惟一:“我不止敢骂你?我还敢打你,你信不信?”
“你……”
香香在背后摁着时芬佳,不耐道:“你他妈老实点儿,再逼逼赖赖就把你从这十八楼丢下去。反正佳总你上次不是已经造谣过我们要杀你吗?不如这次把名声给坐实了,你说好不好?”
时芬佳身体簌簌一颤,真的有被吓到。
她又气又怒,却不敢轻举乱动。
该死,她怎么都没想到大庭广众之下,惟一竟然敢直接威胁她。
她阴冷地看向贾责,想着警告他一下,不曾想那个家伙却是个脓包。
贾责早就被惟一和时芬佳那番对话给吓得要原地遁跑,他擦了擦额上的汗,撑着假笑,对惟一说:
“对不起林夫人,我事先并不知道《次级品》竟是你投拍的电影。”
“现在知道了也不晚。”惟一的目光在贾责那满是大汗的脸上转了转,“仑策可是林氏的长期合作伙伴,贾总不会这么不给面子吧?”
“怎么会呢?林夫人眼光向来独到,《次级品》的成片也很震撼,我相信它一定会票房大卖,创造华国科幻电影史的新纪录的。”

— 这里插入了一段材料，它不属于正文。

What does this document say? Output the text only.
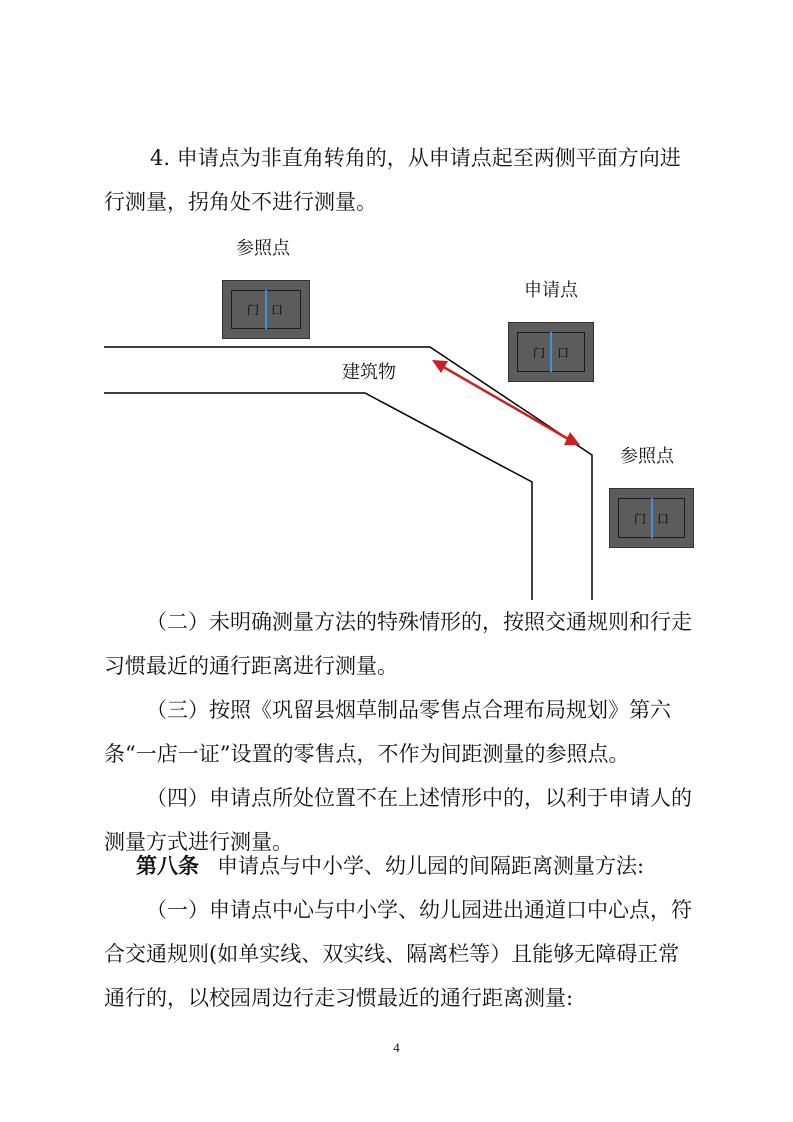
4. 申请点为非直角转角的，从申请点起至两侧平面方向进行测量，拐角处不进行测量。

参照点
申请点
参照点
建筑物
门 口
门 口
门 口

（二）未明确测量方法的特殊情形的，按照交通规则和行走习惯最近的通行距离进行测量。

（三）按照《巩留县烟草制品零售点合理布局规划》第六条“一店一证”设置的零售点，不作为间距测量的参照点。

（四）申请点所处位置不在上述情形中的，以利于申请人的测量方式进行测量。

第八条 申请点与中小学、幼儿园的间隔距离测量方法:

（一）申请点中心与中小学、幼儿园进出通道口中心点，符合交通规则(如单实线、双实线、隔离栏等）且能够无障碍正常通行的，以校园周边行走习惯最近的通行距离测量:

4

“借贾总吉言。我这个人呢,不太喜欢攀比,但也不太喜欢有人站在我前头碍我的眼,仑策是国内最大的院线集团,我这个破电影自认也没什么大前途,至于给多少排片,你看着办吧。”
贾责都快哭了。
他这辈子什么大场面没见过,唯独还没有同时被两个女人威胁过。
时芬佳也就罢了,惟一威胁他的样子,像极了林渡。
他手一抖,杯子差点儿从手心滑落,目送惟一起身离去,他想死的心都有了。
他堂堂仑策集团董事长,到底做错了什么,竟要同时承受林氏集团总裁夫人的威胁?
惟一总共就没来多久,却向时芬佳和贾责扔下来一个王炸。
贾责脸色不好看,时芬佳脸色更难看。
时芬佳眯了眯眼,“贾总,你可别忘了我们之间约定,否则……”
贾责憋屈得想骂娘……
……
惟一盘腿坐在床上掐指一算,两周了,整整两周,林渡都没有碰过她。
倒也不是她欲求不满,只是禁欲那么久,这一向不是林渡的做派。
有问题,绝对有问题。
她看了眼正在浴室的方向,随后下了床,鬼鬼祟祟地蹿进了衣帽间。
林渡洗完澡出来,不见惟一的人影,就拿起遥控器,把冷气调高了一下。
正打算把温度从十八调到二十五,突然,一双软乎乎又冰冰凉的手臂环住了他的腰。
他背脊一僵,目光下移,眼神微妙。
“七爷,林渡,老公~”
小女人嗓音甜腻腻的,像含着蜜的冰块。
林渡的身体更僵硬了,他硬邦邦地说:“上床睡觉。”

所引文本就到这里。